Check correlation between architecture and test success

There is architecture specific code in Systemtap (and the kernels).
Having the analysis compare the results for the same distribution but
on different architectures is helpful.  For example PR31074 was
observed on aarch64 machine but the particular test functioned fine on
x86_64 the machine most commonly used for development.  Having Bunsen
analysis compare results of the same distribution running on different
architectures could point out issues in machine specific code.


Identify tests that do not reliably pass (or fail)

Given the complex interactions of the different parts of the system it
is possible that a particular test may not reliably work or fail.
Analysis that goes through the time axis for a particular environment
and looks for often it transitions between passing and failing.

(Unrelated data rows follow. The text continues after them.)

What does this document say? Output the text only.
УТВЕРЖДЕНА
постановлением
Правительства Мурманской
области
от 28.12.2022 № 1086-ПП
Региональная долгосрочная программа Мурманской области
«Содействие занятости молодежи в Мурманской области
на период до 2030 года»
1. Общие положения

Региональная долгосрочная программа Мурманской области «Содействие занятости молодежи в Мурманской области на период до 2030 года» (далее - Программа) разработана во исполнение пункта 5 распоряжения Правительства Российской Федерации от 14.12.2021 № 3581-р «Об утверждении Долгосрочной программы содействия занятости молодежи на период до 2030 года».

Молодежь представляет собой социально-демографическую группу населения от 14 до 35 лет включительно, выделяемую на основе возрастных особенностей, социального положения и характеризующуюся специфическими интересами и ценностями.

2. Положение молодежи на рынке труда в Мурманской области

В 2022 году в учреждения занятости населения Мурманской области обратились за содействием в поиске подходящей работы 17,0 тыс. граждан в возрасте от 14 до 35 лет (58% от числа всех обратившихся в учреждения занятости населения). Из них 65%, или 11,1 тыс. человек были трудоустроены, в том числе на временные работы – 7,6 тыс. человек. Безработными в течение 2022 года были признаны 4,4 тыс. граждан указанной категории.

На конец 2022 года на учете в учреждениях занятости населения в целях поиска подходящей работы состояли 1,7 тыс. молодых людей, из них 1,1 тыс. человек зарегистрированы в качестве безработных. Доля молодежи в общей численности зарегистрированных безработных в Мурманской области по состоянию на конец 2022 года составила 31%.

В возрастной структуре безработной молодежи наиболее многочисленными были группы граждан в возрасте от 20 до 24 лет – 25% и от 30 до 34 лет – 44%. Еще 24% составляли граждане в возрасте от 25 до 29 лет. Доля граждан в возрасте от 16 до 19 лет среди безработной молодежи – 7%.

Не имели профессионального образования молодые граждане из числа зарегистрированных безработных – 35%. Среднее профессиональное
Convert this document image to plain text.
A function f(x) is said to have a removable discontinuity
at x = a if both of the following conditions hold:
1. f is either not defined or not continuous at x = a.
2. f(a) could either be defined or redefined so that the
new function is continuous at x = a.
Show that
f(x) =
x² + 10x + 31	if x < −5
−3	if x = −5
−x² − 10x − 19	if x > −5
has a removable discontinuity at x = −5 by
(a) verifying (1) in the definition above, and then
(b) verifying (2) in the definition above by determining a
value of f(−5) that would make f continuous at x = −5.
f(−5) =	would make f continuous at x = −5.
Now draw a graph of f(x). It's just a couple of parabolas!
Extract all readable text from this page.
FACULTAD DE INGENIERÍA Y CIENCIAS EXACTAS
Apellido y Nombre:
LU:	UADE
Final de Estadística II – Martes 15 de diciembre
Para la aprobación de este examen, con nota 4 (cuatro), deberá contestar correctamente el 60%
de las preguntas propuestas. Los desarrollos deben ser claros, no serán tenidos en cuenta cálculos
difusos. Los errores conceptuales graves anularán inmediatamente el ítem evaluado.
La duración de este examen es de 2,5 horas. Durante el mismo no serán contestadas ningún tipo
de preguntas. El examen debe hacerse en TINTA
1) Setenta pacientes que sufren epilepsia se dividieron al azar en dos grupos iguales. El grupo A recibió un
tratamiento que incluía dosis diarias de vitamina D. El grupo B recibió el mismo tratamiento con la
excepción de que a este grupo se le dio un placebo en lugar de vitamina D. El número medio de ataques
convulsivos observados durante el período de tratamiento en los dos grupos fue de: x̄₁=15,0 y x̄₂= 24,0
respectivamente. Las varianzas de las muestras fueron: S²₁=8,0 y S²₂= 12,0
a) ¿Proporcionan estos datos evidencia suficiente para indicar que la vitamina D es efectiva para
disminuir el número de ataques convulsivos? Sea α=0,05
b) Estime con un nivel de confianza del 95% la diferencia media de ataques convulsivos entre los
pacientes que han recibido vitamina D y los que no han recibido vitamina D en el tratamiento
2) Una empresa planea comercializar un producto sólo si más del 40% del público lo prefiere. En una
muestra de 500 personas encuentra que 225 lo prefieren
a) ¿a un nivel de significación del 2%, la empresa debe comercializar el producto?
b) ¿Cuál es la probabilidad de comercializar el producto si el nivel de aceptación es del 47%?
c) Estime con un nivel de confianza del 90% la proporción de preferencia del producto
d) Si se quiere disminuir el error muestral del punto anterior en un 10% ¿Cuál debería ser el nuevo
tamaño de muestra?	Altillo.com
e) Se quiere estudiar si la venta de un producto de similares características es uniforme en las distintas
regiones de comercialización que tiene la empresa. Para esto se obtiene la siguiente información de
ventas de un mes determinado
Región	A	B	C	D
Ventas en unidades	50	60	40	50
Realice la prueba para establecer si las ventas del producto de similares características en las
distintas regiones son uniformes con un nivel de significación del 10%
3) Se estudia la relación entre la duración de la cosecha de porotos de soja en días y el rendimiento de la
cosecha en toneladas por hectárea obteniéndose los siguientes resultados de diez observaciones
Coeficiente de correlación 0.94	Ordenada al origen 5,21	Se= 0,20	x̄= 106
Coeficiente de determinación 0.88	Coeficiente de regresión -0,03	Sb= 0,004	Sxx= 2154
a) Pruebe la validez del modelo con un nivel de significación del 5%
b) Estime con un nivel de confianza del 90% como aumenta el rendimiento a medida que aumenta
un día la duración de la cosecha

Allow multiple runs on the same machine environment

>From run to run there are some variations in the test results.  It
would be nice if there was some way to rerun the test(s) in the same
environment to determine whether the test is failing every time or is
sporadic.


Compare variations of the variations of the *sycall.exp tests

As mentioned above some tests occasionally fail.  The multiple runs of
same environment would be one way to identify those.  Another way to
identify them would be to compare tests that one would expect to have
the same results.  The *syscall.exp tests run a number of variations
using different probe techniques plus 32-bit and 64-bit
variants. Comparing the multiple tests for the same syscall would be
an additional way to sporadic failures.


Analysis that orders output based on the “Freshest Failures”

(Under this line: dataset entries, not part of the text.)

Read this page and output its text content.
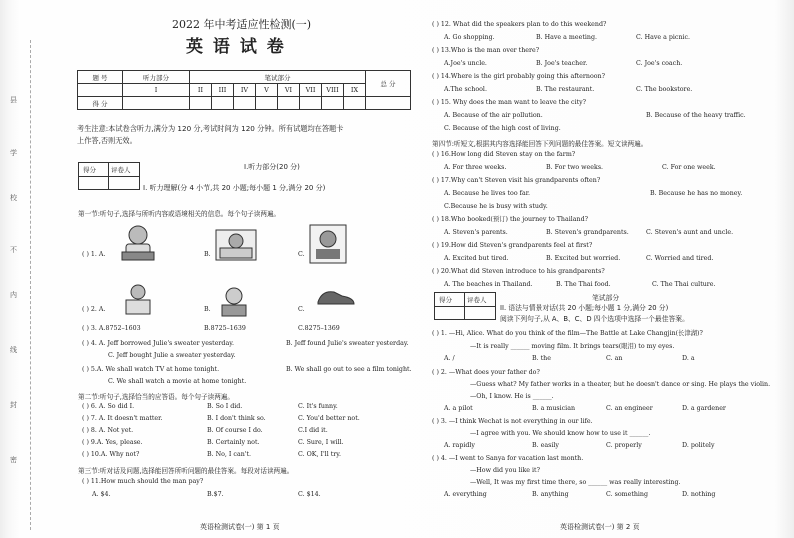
县
学
校
不
内
线
封
密
2022 年中考适应性检测(一)
英 语 试 卷
题 号	听力部分	笔试部分								总 分
	I	II	III	IV	V	VI	VII	VIII	IX	
得 分										
考生注意:本试卷含听力,满分为 120 分,考试时间为 120 分钟。所有试题均在答题卡
上作答,否则无效。
得分 评卷人	I.听力部分(20 分)
I. 听力理解(分 4 小节,共 20 小题;每小题 1 分,满分 20 分)
第一节:听句子,选择与所听内容或语境相关的信息。每个句子读两遍。
( ) 1. A.	B.	C.
( ) 2. A.	B.	C.
( ) 3. A.8752–1603	B.8725–1639	C.8275–1369
( ) 4. A. Jeff borrowed Julie's sweater yesterday.	B. Jeff found Julie's sweater yesterday.
C. Jeff bought Julie a sweater yesterday.
( ) 5.A. We shall watch TV at home tonight.	B. We shall go out to see a film tonight.
C. We shall watch a movie at home tonight.
第二节:听句子,选择恰当的应答语。每个句子读两遍。
( ) 6. A. So did I.	B. So I did.	C. It's funny.
( ) 7. A. It doesn't matter.	B. I don't think so.	C. You'd better not.
( ) 8. A. Not yet.	B. Of course I do.	C.I did it.
( ) 9.A. Yes, please.	B. Certainly not.	C. Sure, I will.
( ) 10.A. Why not?	B. No, I can't.	C. OK, I'll try.
第三节:听对话及问题,选择能回答所听问题的最佳答案。每段对话读两遍。
( ) 11.How much should the man pay?
A. $4.	B.$7.	C. $14.
英语检测试卷(一) 第 1 页
( ) 12. What did the speakers plan to do this weekend?
A. Go shopping.	B. Have a meeting.	C. Have a picnic.
( ) 13.Who is the man over there?
A.Joe's uncle.	B. Joe's teacher.	C. Joe's coach.
( ) 14.Where is the girl probably going this afternoon?
A.The school.	B. The restaurant.	C. The bookstore.
( ) 15. Why does the man want to leave the city?
A. Because of the air pollution.	B. Because of the heavy traffic.
C. Because of the high cost of living.
第四节:听短文,根据其内容选择能回答下列问题的最佳答案。短文读两遍。
( ) 16.How long did Steven stay on the farm?
A. For three weeks.	B. For two weeks.	C. For one week.
( ) 17.Why can't Steven visit his grandparents often?
A. Because he lives too far.	B. Because he has no money.
C.Because he is busy with study.
( ) 18.Who booked(预订) the journey to Thailand?
A. Steven's parents.	B. Steven's grandparents.	C. Steven's aunt and uncle.
( ) 19.How did Steven's grandparents feel at first?
A. Excited but tired.	B. Excited but worried.	C. Worried and tired.
( ) 20.What did Steven introduce to his grandparents?
A. The beaches in Thailand.	B. The Thai food.	C. The Thai culture.
得分 评卷人	笔试部分
II. 语法与情景对话(共 20 小题;每小题 1 分,满分 20 分)
阅读下列句子,从 A、B、C、D 四个选项中选择一个最佳答案。
( ) 1. —Hi, Alice. What do you think of the film—The Battle at Lake Changjin(长津湖)?
—It is really ______ moving film. It brings tears(眼泪) to my eyes.
A. /	B. the	C. an	D. a
( ) 2. —What does your father do?
—Guess what? My father works in a theater, but he doesn't dance or sing. He plays the violin.
—Oh, I know. He is ______.
A. a pilot	B. a musician	C. an engineer	D. a gardener
( ) 3. —I think Wechat is not everything in our life.
—I agree with you. We should know how to use it ______.
A. rapidly	B. easily	C. properly	D. politely
( ) 4. —I went to Sanya for vacation last month.
—How did you like it?
—Well, It was my first time there, so ______ was really interesting.
A. everything	B. anything	C. something	D. nothing
英语检测试卷(一) 第 2 页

Generally, much more interested in addressing failures that are
recent.  It might be nice to have analysis showing transitions from
PASS to FAIL from newest to oldest in the test results.  That would
highlight which tests failed due to recent changes.  Might want to
filter out the unreliable tests.


Have some way to annotate and indicate that a particular commit should fixes a test

Often commits are made to fix specific failures in the testsuite.  It
would be nice if there was some way to communicate that information
back to Bunsen.  Bunsen could use that to flag whether the fix is
incomplete and the test is still failing in some situations.

-Will Cohen